Batam-Bengkong. "Bagaimana perasaan kamu lulus UN tahun ini, nak?". "wah saya senang sekali pak". "Apakah ada niat mau melanjutkan ke perguruan tinggi". "saya lebih suka bekerja dulu dan masih bingung memilih kuliah yang bagus". " mau kemana sekarang, nak?". "saya mau ke sekolah pak, mau mengasihkan bingkisan ini untuk wali kelas saya pak", ujar si anak dengan berlalu sambil membawa bingkisan lumayan mewah..
Itulah salah satu petikan wawancara kami kepada salah satu anak yang termasuk lulus 100 % di suatu sekolah di batam.
Hal yang sangat menarik bagi penulis adalah ketika si anak mau memberikan bingkisan kepada wali kelasnya menurutnya seolah wali kelasnya telah berjasa membuat dia lulus dari serangan maut UN.
Sebenaranya tradis beri-memberi sudah lumrah di negeri ini. Sebagai negeri yang kental dengan adat ketimuran tentu basa-basi itu perlu. Ucapan terima kasih adalah suatu yang urgen untuk menjalin silurrahmi baik itu dipandang dari sisi agama atau sosial. Dan sering sekali ucapan terimakasih itu disejajarkan dengan reward tidak hanya cukup berupa kata-kata tetapi juga bisa dalam bentuk barang atau uang.

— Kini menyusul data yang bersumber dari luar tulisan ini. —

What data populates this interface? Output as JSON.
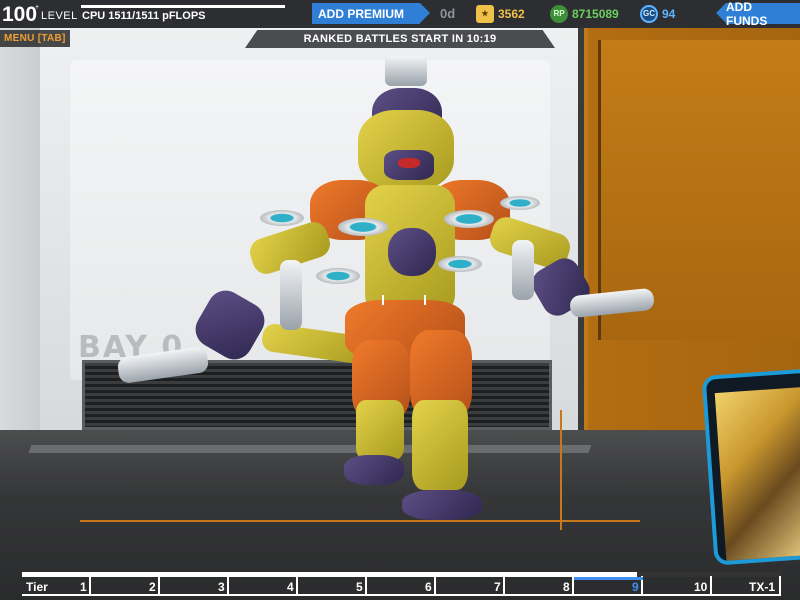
{
  "hud": {
    "level": "100",
    "level_suffix": "+",
    "level_label": "LEVEL",
    "cpu_text": "CPU 1511/1511 pFLOPS",
    "cpu_fill": 1.0,
    "premium_button": "ADD PREMIUM",
    "premium_days": "0d",
    "tech_points": "3562",
    "rp": "8715089",
    "gc": "94",
    "funds_button": "ADD FUNDS",
    "menu_tag": "MENU [TAB]",
    "ranked_banner": "RANKED BATTLES START IN 10:19"
  },
  "icons": {
    "tech": "tech-point-icon",
    "rp": "robit-points-icon",
    "gc": "galaxy-coins-icon"
  },
  "scene": {
    "bay_label": "BAY 0"
  },
  "tiers": {
    "label": "Tier",
    "items": [
      "1",
      "2",
      "3",
      "4",
      "5",
      "6",
      "7",
      "8",
      "9",
      "10",
      "TX-1"
    ],
    "active": "9"
  },
  "colors": {
    "accent": "#2f7fd6",
    "tier_active": "#3f8ff0",
    "menu_tag": "#f0a030"
  }
}
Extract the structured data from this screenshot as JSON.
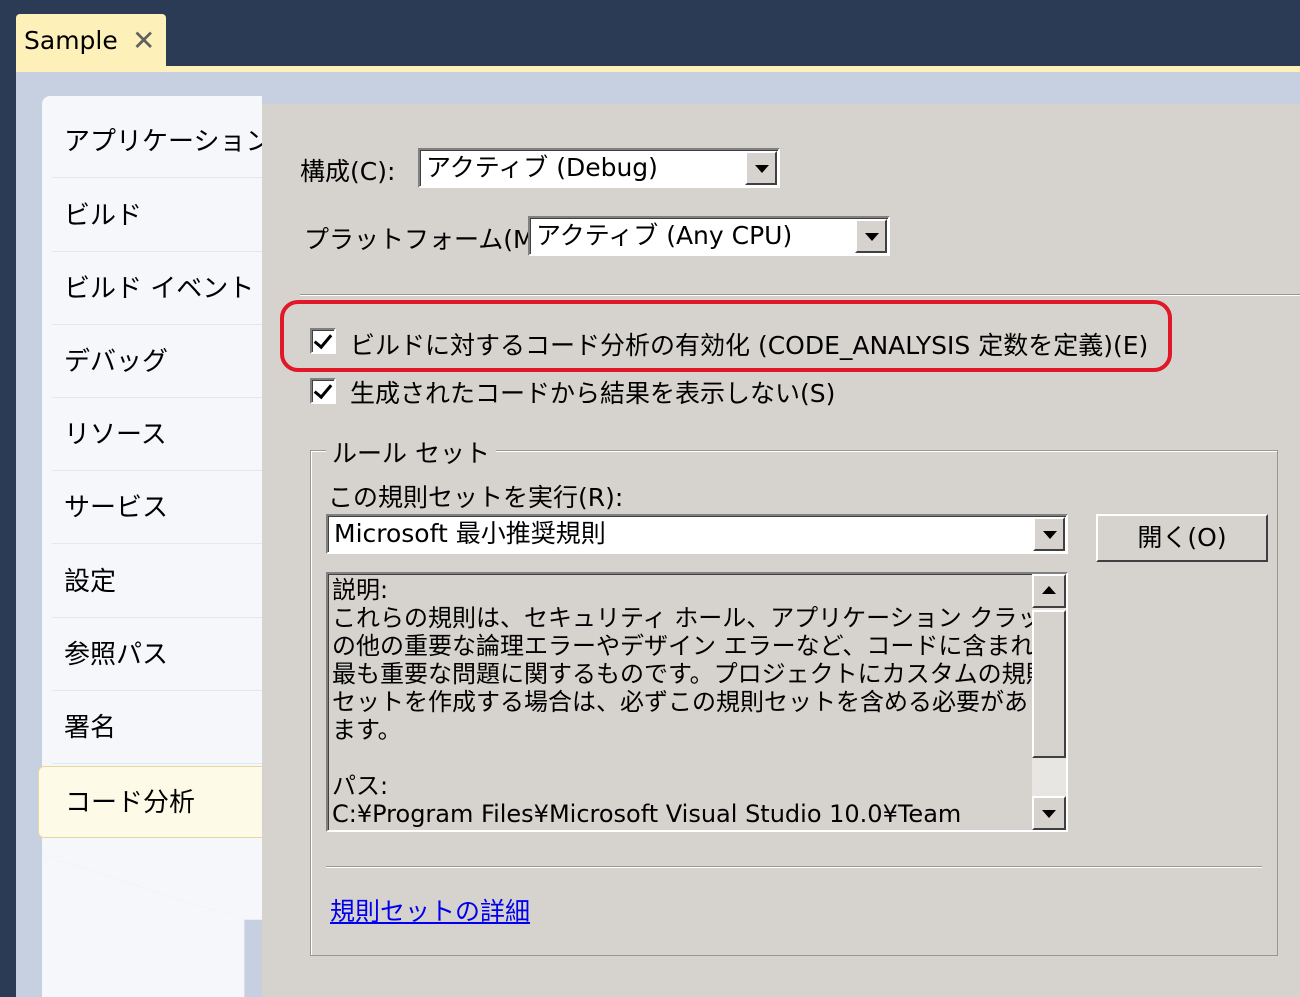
{
  "document_tab": {
    "title": "Sample",
    "close_glyph": "✕"
  },
  "nav": {
    "items": [
      {
        "label": "アプリケーション"
      },
      {
        "label": "ビルド"
      },
      {
        "label": "ビルド イベント"
      },
      {
        "label": "デバッグ"
      },
      {
        "label": "リソース"
      },
      {
        "label": "サービス"
      },
      {
        "label": "設定"
      },
      {
        "label": "参照パス"
      },
      {
        "label": "署名"
      },
      {
        "label": "コード分析"
      }
    ],
    "selected": "コード分析"
  },
  "config": {
    "label": "構成(C):",
    "value": "アクティブ (Debug)"
  },
  "platform": {
    "label": "プラットフォーム(M):",
    "value": "アクティブ (Any CPU)"
  },
  "options": {
    "enable_analysis": {
      "label": "ビルドに対するコード分析の有効化 (CODE_ANALYSIS 定数を定義)(E)",
      "checked": true
    },
    "suppress_generated": {
      "label": "生成されたコードから結果を表示しない(S)",
      "checked": true
    }
  },
  "ruleset": {
    "group_title": "ルール セット",
    "run_label": "この規則セットを実行(R):",
    "selected": "Microsoft 最小推奨規則",
    "open_button": "開く(O)",
    "description": {
      "lines": [
        "説明:",
        "これらの規則は、セキュリティ ホール、アプリケーション クラッシュ、そ",
        "の他の重要な論理エラーやデザイン エラーなど、コードに含まれる",
        "最も重要な問題に関するものです。プロジェクトにカスタムの規則",
        "セットを作成する場合は、必ずこの規則セットを含める必要があり",
        "ます。",
        "",
        "パス:",
        "C:¥Program Files¥Microsoft Visual Studio 10.0¥Team"
      ]
    },
    "details_link": "規則セットの詳細"
  },
  "colors": {
    "title_bar": "#2b3a55",
    "active_tab": "#fdf0b8",
    "dialog_face": "#d6d3ce",
    "highlight_border": "#e01828",
    "link": "#0000ee"
  }
}
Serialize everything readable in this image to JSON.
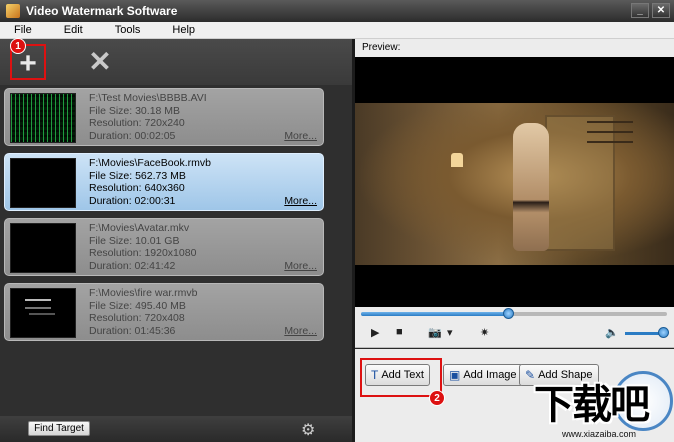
{
  "window": {
    "title": "Video Watermark Software",
    "controls": [
      "_",
      "✕"
    ]
  },
  "menu": [
    "File",
    "Edit",
    "Tools",
    "Help"
  ],
  "toolbar": {
    "add_icon": "+",
    "remove_icon": "✕",
    "badge_1": "1"
  },
  "files": [
    {
      "path": "F:\\Test Movies\\BBBB.AVI",
      "size": "File Size: 30.18 MB",
      "res": "Resolution: 720x240",
      "dur": "Duration: 00:02:05",
      "more": "More...",
      "thumb": "matrix"
    },
    {
      "path": "F:\\Movies\\FaceBook.rmvb",
      "size": "File Size: 562.73 MB",
      "res": "Resolution: 640x360",
      "dur": "Duration: 02:00:31",
      "more": "More...",
      "thumb": "black"
    },
    {
      "path": "F:\\Movies\\Avatar.mkv",
      "size": "File Size: 10.01 GB",
      "res": "Resolution: 1920x1080",
      "dur": "Duration: 02:41:42",
      "more": "More...",
      "thumb": "black"
    },
    {
      "path": "F:\\Movies\\fire war.rmvb",
      "size": "File Size: 495.40 MB",
      "res": "Resolution: 720x408",
      "dur": "Duration: 01:45:36",
      "more": "More...",
      "thumb": "fire"
    }
  ],
  "selected_index": 1,
  "bottom": {
    "find_target": "Find Target",
    "settings_icon": "⚙"
  },
  "preview": {
    "label": "Preview:",
    "progress": 0.48
  },
  "player": {
    "play_icon": "▶",
    "stop_icon": "■",
    "camera_icon": "📷",
    "dropdown": "▾",
    "effect_icon": "✷",
    "volume_icon": "🔈",
    "volume": 1.0
  },
  "actions": {
    "add_text": "Add Text",
    "add_image": "Add Image",
    "add_shape": "Add Shape",
    "badge_2": "2",
    "text_icon": "T"
  },
  "watermark": {
    "logo_text": "下载吧",
    "url": "www.xiazaiba.com"
  }
}
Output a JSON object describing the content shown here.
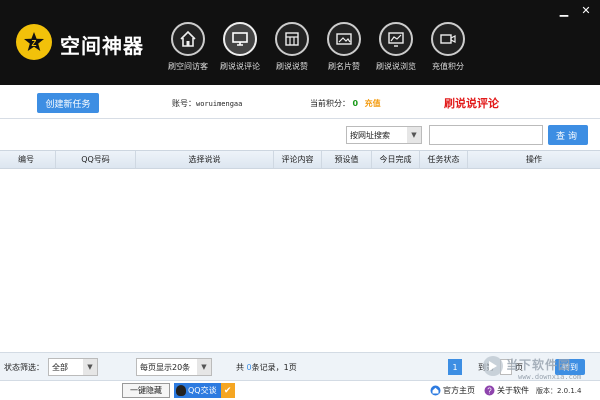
{
  "app": {
    "name": "空间神器"
  },
  "window": {
    "minimize": "▁",
    "close": "✕"
  },
  "nav": [
    {
      "label": "刷空间访客",
      "icon": "home-icon"
    },
    {
      "label": "刷说说评论",
      "icon": "monitor-icon",
      "active": true
    },
    {
      "label": "刷说说赞",
      "icon": "calendar-icon"
    },
    {
      "label": "刷名片赞",
      "icon": "card-icon"
    },
    {
      "label": "刷说说浏览",
      "icon": "chart-icon"
    },
    {
      "label": "充值积分",
      "icon": "video-icon"
    }
  ],
  "info": {
    "create_label": "创建新任务",
    "account_label": "账号：",
    "account_value": "woruimengaa",
    "points_label": "当前积分：",
    "points_value": "0",
    "recharge_label": "充值",
    "mode_title": "刷说说评论"
  },
  "search": {
    "type_selected": "按网址搜索",
    "input_value": "",
    "query_label": "查询"
  },
  "table": {
    "columns": [
      "编号",
      "QQ号码",
      "选择说说",
      "评论内容",
      "预设值",
      "今日完成",
      "任务状态",
      "操作"
    ],
    "rows": []
  },
  "bottom": {
    "status_filter_label": "状态筛选：",
    "status_filter_value": "全部",
    "page_size_value": "每页显示20条",
    "records_prefix": "共",
    "records_count": "0",
    "records_suffix": "条记录，1页",
    "current_page": "1",
    "goto_prefix": "到第",
    "goto_suffix": "页",
    "go_label": "转到"
  },
  "watermark": {
    "text": "当下软件园",
    "url": "www.downxia.com"
  },
  "footer": {
    "hide_label": "一键隐藏",
    "qq_talk_label": "QQ交谈",
    "home_label": "官方主页",
    "about_label": "关于软件",
    "version_label": "版本：",
    "version_value": "2.0.1.4"
  },
  "colors": {
    "accent": "#3d8ee3",
    "brand_yellow": "#f2c10a",
    "mode_red": "#e21b1b",
    "points_green": "#1a9a1a",
    "recharge_orange": "#f39c12"
  }
}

Nah begitu juga yang sering terjadi setelah ujian apalagi ujian nasional (UN) untuk para wali kelas enam, tiga SMP dan SMA banyak anak didiknya memberikan bingkisan berasal dari kehendak si anak atau keinginan orang tuanya. Karena mereka menganggap keberhasilan anaknya dibantu oleh wali kelas.Sementara wali kelas atau guru pelajaran yang lain merasa tidak terlibatkan dan memang tidak dilibatkan apalagi melibatkan diri karena hal itu adalah termasuk zona khusus.
Fenomena seperti ini selalu muncul dan terjadi. Sementara modus operandinya adalah memanfaatkan kesempatan untuk mendapatkan hasil tambahan. Maka tak heran ada pameo kalau sudah masa ujian nasional diumumkan kelulusannya , wali kelas 3 dan kepala sekolah akan mendapat bingkisan atau uang mendadak. Percaya atau tidak apa yang dikatakan si anak di atas adalah bukti bahwa pendidikan di negeri ini masih diukur dengan sungkanan dan kualitas ewuh pakewuh yang tidak jelas.
Dunia pendidikan saat ini identik dengan bisnis dan komersil. Sopo siru sopo ingsun "kamu jual saya beli" itulah bahasa dunia perdagangan. Pendidikan di sekolahpun seperti itu si pembeli adalah anak dan orang tuanya sementara penjual adalah pihak sekolah yang selalu memaksakan dagangannya agar dibeli. Perbedaannya jika dalam dunia bisnis barang cacat atau rusak kemungkinan bisa dikembalikan tetapi di sekolah jika anak tidak berhasil dan nilai tidak tuntas pihak sekolah menginstruksikan para guru untuk menaikkan nilai raport mereka sehingga peluang kelulusan ujian nasional pasti terujud.
Bahkan ketuntasan nilai tersebut dinaikkan tanpa meminta pertimbangan guru pengampu pelajaran tertentu. Karena pelajaran yang ditinggikan nilainya adalah pelajaran non ujian nasional sementara pihak sekolah telah menentukan panita khusus perbaikan nilai. Inilah potret dunia bisnis sekolah. Sehingga di akhir kelulusan pendapatan para wali kelas dan pihak sekolah mengalami obesitas dan padat.
Belum lagi ada isu pungutan pengambilan ijazah yang dipatokkan sehingga sebagian besar orang tua merasa terbebani. Meskipun dengan bahasa ucapan terimakasih merupakan alasan para opportunist ini.